Cruz’s rampage exposed widespread failures at the Sheriff’s Office. The deputy assigned to the school, Scot Peterson, was charged with multiple counts of child neglect. Peterson was widely criticized for taking cover outside the school while Cruz was gunning down people inside. But the criticism didn’t stop with Peterson.

Broward Sheriff Scott Isreal was ousted over the department’s failures in Parkland and at a mass shooting a year earlier at Fort Lauderdale-Hollywood International Airport. His replacement, Tony, canned Miller and then deputies Joshua Stambaugh and Edward Eason a few weeks later.

The Stambaugh and Eason cases are still making their way through the system.

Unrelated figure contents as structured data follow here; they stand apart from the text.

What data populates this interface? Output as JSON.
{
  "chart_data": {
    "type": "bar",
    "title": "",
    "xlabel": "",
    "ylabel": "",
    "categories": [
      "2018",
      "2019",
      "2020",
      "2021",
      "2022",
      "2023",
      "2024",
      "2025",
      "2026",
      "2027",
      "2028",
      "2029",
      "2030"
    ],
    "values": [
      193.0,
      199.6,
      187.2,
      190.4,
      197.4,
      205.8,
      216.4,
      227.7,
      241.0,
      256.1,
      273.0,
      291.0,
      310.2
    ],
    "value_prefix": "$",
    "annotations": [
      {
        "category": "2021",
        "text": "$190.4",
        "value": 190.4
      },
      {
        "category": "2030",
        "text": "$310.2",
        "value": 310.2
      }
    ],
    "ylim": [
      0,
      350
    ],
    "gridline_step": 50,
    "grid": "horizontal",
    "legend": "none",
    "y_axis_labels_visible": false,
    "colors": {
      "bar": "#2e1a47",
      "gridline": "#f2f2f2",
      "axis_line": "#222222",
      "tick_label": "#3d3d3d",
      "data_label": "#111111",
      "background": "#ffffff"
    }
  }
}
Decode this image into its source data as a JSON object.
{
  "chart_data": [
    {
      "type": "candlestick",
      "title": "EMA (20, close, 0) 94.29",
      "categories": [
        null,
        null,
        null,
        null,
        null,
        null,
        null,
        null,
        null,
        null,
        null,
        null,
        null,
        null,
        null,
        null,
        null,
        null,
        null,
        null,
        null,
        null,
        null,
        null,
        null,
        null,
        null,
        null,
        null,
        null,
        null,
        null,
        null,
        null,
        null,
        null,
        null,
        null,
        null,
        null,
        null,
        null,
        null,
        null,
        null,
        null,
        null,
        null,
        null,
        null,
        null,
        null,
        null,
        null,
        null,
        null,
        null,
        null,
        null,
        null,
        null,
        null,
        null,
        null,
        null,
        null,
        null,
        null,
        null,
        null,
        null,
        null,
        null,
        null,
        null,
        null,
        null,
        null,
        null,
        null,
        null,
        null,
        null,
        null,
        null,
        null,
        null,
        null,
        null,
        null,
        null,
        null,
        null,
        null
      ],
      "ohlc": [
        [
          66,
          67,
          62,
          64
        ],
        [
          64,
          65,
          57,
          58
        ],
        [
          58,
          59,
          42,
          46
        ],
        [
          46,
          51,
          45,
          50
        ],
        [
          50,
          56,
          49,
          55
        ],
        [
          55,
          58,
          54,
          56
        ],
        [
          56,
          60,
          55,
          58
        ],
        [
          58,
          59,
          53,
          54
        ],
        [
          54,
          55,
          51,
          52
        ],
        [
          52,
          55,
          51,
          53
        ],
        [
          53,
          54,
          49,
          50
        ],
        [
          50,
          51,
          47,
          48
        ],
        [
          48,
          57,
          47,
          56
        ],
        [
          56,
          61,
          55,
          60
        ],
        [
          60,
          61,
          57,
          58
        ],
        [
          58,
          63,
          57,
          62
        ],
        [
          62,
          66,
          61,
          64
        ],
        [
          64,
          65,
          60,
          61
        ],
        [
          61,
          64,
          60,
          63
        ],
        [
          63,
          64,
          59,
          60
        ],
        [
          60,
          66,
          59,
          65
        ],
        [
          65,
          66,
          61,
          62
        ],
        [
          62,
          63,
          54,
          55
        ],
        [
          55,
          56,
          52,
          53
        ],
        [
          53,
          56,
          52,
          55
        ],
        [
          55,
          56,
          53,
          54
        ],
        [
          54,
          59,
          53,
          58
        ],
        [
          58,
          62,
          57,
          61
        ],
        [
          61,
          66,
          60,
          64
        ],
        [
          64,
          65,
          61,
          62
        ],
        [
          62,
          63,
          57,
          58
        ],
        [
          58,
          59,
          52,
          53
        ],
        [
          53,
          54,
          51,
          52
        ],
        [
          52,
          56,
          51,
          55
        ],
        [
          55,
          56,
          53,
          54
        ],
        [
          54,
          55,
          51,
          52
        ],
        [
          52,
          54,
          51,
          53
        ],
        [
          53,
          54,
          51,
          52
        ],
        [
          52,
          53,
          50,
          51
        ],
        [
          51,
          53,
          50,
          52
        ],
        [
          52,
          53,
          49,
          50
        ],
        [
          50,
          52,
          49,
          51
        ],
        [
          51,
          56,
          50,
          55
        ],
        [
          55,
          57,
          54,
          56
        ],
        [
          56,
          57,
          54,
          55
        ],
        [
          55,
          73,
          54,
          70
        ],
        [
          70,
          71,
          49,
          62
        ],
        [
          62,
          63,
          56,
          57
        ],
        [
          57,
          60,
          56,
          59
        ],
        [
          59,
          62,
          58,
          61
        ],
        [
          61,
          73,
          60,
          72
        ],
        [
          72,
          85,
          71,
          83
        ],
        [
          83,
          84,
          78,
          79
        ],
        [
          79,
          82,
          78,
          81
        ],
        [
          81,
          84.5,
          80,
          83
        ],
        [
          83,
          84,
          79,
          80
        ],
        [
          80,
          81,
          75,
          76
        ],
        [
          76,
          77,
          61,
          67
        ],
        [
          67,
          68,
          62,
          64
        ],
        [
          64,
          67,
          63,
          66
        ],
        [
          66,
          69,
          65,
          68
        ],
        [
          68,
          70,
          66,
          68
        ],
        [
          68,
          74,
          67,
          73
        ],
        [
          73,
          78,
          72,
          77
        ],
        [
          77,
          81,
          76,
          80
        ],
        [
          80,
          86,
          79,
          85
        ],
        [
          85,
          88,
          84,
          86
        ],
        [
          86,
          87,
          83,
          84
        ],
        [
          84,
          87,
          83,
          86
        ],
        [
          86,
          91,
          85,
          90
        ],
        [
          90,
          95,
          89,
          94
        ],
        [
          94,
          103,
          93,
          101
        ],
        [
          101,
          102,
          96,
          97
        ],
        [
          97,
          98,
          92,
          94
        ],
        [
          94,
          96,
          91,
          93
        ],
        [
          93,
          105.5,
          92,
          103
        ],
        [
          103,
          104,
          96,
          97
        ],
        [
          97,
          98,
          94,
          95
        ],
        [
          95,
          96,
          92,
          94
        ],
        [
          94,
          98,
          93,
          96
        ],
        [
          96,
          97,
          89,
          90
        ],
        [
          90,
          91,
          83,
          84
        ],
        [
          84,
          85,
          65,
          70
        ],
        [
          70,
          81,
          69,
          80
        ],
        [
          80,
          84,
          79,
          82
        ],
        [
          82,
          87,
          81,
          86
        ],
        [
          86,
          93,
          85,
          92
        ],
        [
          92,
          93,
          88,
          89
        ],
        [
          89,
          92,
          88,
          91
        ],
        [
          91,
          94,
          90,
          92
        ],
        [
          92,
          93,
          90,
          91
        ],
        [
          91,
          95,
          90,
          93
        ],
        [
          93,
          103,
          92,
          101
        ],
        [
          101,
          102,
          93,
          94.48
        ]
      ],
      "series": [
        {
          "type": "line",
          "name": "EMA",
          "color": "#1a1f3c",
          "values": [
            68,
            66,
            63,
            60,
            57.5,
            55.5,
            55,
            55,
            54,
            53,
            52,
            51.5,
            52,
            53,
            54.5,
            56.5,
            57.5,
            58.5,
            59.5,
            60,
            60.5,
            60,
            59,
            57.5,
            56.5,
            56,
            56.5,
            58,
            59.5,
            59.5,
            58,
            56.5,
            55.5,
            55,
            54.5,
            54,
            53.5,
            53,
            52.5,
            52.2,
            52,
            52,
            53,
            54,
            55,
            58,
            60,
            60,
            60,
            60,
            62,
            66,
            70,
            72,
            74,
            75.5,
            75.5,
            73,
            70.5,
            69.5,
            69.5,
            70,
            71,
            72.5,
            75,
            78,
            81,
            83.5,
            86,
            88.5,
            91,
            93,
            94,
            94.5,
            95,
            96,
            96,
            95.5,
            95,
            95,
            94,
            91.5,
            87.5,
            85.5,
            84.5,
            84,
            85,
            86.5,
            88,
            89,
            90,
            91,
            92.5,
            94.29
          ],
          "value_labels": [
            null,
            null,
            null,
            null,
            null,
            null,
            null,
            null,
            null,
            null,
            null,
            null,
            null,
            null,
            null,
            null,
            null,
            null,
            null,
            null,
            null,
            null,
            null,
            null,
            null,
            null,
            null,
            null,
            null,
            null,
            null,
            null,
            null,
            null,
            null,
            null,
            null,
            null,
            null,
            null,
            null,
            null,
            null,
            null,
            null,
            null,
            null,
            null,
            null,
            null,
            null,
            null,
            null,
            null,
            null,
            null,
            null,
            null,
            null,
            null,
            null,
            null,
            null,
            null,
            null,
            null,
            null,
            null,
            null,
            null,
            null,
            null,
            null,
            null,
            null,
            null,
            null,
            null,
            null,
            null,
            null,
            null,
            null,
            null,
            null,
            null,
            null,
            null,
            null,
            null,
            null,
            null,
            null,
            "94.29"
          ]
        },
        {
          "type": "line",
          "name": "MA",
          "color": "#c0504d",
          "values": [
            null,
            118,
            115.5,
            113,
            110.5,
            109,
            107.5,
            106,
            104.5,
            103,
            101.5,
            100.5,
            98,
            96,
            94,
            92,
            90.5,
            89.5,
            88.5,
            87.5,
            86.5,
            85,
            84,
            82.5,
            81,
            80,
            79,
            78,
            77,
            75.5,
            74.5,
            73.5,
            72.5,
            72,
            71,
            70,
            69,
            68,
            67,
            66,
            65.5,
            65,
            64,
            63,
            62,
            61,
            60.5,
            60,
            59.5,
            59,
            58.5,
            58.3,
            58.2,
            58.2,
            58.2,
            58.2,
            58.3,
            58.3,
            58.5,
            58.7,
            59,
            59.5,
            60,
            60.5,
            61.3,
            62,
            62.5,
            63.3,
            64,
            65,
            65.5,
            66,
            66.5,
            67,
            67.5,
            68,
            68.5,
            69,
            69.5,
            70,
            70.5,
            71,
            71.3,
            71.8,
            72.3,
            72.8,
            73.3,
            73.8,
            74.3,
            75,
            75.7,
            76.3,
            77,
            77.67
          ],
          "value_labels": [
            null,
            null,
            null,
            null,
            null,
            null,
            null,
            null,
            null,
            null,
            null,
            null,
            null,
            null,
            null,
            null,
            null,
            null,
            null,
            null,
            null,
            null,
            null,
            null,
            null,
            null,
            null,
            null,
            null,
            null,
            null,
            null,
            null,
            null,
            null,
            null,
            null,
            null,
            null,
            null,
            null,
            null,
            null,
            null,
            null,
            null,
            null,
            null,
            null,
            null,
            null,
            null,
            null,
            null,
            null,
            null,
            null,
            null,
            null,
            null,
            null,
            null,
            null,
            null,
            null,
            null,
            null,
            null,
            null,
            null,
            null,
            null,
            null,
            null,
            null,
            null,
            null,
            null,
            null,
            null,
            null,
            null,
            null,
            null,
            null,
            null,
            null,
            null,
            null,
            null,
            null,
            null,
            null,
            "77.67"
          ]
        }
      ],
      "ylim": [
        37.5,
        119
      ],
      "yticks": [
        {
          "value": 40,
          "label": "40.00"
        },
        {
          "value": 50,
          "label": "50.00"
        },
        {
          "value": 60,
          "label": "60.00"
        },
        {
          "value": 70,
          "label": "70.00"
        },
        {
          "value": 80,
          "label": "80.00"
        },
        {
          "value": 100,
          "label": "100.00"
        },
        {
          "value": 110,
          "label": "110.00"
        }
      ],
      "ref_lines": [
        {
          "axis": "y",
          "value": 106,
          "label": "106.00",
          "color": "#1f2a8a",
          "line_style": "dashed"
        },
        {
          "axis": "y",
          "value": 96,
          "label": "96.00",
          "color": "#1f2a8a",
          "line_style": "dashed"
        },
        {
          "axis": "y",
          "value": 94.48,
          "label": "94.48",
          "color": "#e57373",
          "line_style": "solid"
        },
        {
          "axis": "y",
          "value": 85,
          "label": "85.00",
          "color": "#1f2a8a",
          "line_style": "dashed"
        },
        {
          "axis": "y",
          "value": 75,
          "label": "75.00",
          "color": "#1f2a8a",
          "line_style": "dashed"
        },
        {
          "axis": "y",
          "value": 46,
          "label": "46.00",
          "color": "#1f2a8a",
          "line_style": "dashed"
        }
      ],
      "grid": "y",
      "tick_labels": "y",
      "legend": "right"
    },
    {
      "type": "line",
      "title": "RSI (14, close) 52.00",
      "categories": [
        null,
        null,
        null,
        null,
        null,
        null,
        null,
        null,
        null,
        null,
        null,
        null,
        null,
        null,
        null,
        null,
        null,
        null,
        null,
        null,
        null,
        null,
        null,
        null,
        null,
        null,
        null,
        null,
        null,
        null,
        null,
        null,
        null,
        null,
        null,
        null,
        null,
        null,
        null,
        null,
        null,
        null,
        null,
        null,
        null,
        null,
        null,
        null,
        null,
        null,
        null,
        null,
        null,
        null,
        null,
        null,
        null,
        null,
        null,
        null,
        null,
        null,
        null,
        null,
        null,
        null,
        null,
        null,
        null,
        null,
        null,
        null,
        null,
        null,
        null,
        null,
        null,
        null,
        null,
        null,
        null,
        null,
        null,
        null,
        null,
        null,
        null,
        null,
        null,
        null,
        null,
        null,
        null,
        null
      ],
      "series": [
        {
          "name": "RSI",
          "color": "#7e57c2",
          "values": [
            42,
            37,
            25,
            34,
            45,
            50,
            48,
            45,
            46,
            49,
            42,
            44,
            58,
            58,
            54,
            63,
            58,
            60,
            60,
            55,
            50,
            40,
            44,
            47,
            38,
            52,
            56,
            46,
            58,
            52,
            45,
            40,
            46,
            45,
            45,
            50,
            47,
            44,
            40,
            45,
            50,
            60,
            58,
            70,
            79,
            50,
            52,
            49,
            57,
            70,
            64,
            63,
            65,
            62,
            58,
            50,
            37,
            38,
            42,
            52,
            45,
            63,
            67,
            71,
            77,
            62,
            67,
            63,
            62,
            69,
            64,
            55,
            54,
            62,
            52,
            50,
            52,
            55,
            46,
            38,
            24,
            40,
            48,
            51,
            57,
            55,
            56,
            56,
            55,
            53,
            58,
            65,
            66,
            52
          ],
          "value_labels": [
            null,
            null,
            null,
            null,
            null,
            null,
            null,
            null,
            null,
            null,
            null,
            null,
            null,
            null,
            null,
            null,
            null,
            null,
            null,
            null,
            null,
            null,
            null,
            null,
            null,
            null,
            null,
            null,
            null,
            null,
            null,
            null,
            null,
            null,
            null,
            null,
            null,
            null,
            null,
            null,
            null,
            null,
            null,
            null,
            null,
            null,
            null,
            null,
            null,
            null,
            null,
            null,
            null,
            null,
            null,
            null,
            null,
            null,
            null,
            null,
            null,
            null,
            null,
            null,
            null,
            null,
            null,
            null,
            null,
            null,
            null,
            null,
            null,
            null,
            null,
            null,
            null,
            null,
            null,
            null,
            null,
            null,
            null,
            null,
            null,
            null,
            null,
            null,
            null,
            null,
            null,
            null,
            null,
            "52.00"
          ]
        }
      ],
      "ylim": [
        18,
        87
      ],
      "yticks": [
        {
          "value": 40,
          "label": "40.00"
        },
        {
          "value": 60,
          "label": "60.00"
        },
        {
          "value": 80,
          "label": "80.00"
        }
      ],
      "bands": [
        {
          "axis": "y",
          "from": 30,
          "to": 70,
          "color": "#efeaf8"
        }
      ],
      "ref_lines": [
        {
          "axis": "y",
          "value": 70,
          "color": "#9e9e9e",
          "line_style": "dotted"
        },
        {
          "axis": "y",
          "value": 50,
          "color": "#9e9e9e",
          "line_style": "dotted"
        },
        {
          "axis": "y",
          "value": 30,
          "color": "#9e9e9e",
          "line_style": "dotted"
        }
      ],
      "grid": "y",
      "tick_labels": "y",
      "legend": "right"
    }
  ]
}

They, too, contend they were fired beyond the time allowed under state law.

Miller was the first supervisor on the scene. He arrived in time to hear three or four shots. As a supervisor, he didn’t rush to take command. Instead, a state commission investigating the shooting found that Miller took his time putting on a bulletproof vest and hid behind his car on Holmberg Road, not going on the radio for 10 minutes.

“Miller failed to coordinate or direct deputies’ actions and did not direct or coordinate an immediate response into the school,” a report from a commission said. "Sergeant Miller’s actions were ineffective and he did not properly supervise the scene.”

Polk County Sheriff Grady Judd, a member of the commission, called Miller “an absolute, total failure,”

The Professional Standards Commission, another body that reviewed the case, recommended that Miller lose his sergeant’s rank. Tony opted to fire him.

Tony did not return a text message seeking comment Wednesday evening. At the time of Miller’s termination, he said: "We cannot fulfill our commitment to always protect the security and safety of our Broward County community without doing a thorough assessment of what went wrong that day. I am committed to addressing deficiencies and improving the Broward Sheriff’s Office.”

1 comment:

bob walsh said...

Doing the right thing is important. Due process is important too. If you ignore it you can end up looking stupid.